Research has long supported the benefits of traditional storybook reading for children and the contributions that storybook sharing make to literacy development, content knowledge, and school readiness (vanKleek, Stahl, & Bauer, 2003). School and public libraries have long supported storybook reading for children through scheduled storytimes and encouragement to parents to read aloud to children (Public Library Association & Association for Library Service to Children, 2011).

Schools and libraries are beginning to provide children even greater access to storybook and information text reading through digital texts. A number of digital children’s literature collections, with copies of linear and static digital representations of classic print books (i.e. digitally scanned print books), have recently become available through the Internet, essentially making what were formerly inaccessible resources instantaneously available (Houston, 2011). More exciting to most children and parents, however, are the more recently developed technologically enhanced storybooks, sometimes called animated picture books, e-storybooks, interactive books, living books, or moving picture books which pair text narration with animated pictures.

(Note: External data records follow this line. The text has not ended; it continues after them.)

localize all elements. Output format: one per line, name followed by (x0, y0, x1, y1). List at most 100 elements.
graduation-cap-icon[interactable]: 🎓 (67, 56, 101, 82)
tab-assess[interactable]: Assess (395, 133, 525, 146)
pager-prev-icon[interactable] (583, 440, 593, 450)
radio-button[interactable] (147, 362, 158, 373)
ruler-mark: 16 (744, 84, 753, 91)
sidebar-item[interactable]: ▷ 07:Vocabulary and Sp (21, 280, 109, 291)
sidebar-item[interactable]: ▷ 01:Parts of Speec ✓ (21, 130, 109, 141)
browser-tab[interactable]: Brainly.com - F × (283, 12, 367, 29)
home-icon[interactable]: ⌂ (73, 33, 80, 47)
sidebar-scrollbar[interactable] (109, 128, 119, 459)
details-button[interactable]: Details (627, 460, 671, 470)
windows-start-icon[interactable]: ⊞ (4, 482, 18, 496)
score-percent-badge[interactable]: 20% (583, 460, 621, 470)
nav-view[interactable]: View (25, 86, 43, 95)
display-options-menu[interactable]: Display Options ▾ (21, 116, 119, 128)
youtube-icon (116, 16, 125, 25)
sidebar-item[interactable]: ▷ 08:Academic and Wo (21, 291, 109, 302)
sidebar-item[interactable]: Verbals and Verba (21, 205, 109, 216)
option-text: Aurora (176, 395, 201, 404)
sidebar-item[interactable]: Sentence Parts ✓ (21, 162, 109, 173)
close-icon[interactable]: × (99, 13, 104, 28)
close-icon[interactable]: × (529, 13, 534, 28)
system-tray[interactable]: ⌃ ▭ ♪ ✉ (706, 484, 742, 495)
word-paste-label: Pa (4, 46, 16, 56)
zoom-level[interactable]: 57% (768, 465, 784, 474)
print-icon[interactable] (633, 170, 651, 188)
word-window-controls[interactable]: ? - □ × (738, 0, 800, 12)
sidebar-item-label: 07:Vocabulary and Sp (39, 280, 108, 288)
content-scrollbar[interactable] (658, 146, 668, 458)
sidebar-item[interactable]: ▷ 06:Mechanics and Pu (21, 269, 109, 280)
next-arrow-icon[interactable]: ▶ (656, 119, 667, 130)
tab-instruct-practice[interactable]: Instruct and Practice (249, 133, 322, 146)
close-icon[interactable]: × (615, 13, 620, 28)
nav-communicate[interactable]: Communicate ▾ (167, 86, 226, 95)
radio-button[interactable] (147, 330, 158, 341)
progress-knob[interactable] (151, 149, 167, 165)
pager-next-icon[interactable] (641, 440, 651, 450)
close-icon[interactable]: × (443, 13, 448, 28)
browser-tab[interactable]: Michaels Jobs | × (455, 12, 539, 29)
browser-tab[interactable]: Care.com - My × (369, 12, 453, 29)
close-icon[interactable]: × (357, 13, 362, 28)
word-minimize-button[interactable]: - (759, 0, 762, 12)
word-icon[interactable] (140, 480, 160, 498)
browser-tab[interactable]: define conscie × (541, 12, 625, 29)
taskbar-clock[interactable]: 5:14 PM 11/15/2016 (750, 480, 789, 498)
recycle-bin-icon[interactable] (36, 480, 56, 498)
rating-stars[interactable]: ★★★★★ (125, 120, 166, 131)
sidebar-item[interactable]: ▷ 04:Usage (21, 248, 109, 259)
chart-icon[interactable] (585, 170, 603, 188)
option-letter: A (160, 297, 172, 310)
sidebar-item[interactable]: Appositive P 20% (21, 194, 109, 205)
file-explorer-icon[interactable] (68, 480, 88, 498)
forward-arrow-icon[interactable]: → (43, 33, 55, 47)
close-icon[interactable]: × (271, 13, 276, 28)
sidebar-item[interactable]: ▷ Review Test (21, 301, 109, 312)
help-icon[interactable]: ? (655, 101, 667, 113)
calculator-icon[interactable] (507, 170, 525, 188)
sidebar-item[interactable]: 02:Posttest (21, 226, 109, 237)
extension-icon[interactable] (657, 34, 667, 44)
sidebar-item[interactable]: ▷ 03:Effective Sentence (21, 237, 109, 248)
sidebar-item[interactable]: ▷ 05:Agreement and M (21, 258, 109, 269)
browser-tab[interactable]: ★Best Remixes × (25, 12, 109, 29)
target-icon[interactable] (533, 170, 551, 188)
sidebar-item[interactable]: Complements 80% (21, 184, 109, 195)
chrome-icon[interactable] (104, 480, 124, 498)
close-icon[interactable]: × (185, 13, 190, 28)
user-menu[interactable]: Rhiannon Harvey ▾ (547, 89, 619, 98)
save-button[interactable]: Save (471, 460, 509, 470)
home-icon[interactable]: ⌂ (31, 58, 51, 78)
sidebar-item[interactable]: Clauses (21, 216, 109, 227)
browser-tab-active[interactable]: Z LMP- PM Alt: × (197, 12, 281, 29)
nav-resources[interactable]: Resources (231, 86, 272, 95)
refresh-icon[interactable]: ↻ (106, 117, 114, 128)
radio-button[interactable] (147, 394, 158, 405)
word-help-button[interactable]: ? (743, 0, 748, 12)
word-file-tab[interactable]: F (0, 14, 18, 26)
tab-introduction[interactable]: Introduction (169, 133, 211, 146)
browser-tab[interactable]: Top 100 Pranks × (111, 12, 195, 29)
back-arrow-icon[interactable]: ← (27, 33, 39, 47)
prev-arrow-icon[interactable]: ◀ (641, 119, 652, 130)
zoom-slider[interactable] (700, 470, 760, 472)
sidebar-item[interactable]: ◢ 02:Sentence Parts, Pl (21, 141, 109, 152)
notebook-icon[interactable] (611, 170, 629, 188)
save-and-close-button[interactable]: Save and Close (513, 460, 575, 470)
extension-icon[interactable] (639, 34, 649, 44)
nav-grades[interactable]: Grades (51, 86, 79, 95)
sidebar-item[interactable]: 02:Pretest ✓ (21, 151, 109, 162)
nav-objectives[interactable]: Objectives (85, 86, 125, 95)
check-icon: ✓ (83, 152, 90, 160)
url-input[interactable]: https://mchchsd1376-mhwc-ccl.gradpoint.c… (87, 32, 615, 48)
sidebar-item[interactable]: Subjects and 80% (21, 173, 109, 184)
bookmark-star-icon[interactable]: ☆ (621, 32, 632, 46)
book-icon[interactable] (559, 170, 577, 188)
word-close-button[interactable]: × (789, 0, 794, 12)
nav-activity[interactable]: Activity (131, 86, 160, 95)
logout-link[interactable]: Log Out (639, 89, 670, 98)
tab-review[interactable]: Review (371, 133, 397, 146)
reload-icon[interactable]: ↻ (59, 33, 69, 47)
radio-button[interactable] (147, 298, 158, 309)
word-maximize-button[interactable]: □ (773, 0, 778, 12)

These EPBs are widely available in a number of digital formats for a variety of devices including via CD-ROMs, through open access Internet sites, through subscription-based Internet sites, and as downloadable apps for touch screen devices.

Many schools and libraries are now incorporating these enhanced texts into their collections and making them available to children and parents (Brisco, 2007; Roskos & Brueck, 2009). In fact, Dickinson (2012) found that a significantly greater number of school libraries provide access to e-books now than just one year ago. Plus, in addition to providing these electronic materials through circulation and in-house use on school and library computers and mobile devices, quite a few also provide access to e-book collections through websites. Finally, a number of young children access these tools on personal computers and mobile devices belonging to themselves and/or their families. Interestingly, almost half of all apps developed for mobile devices are targeted to young children (Shuler, 2012).

Early childhood classrooms have begun providing children access to e-books during the school day (Ricci & Beale, 2002). In this setting the teacher typically allows students to use these interactive enhanced e-books during independent free-choice time or center time. In much the same way that many early childhood and primary grade classrooms have traditionally used audio books in independent listening centers, teachers are now beginning to use EPBs as independent learning tools. Indeed, “whether the words are handwritten, composed on a typewriter, or keyed into an iPad, it is the written word and its ability to reach and touch the minds and experiences of others that is truly miraculous. Our essential work of turning kids on to reading has not changed” (Kimmel, 2012, p. 12).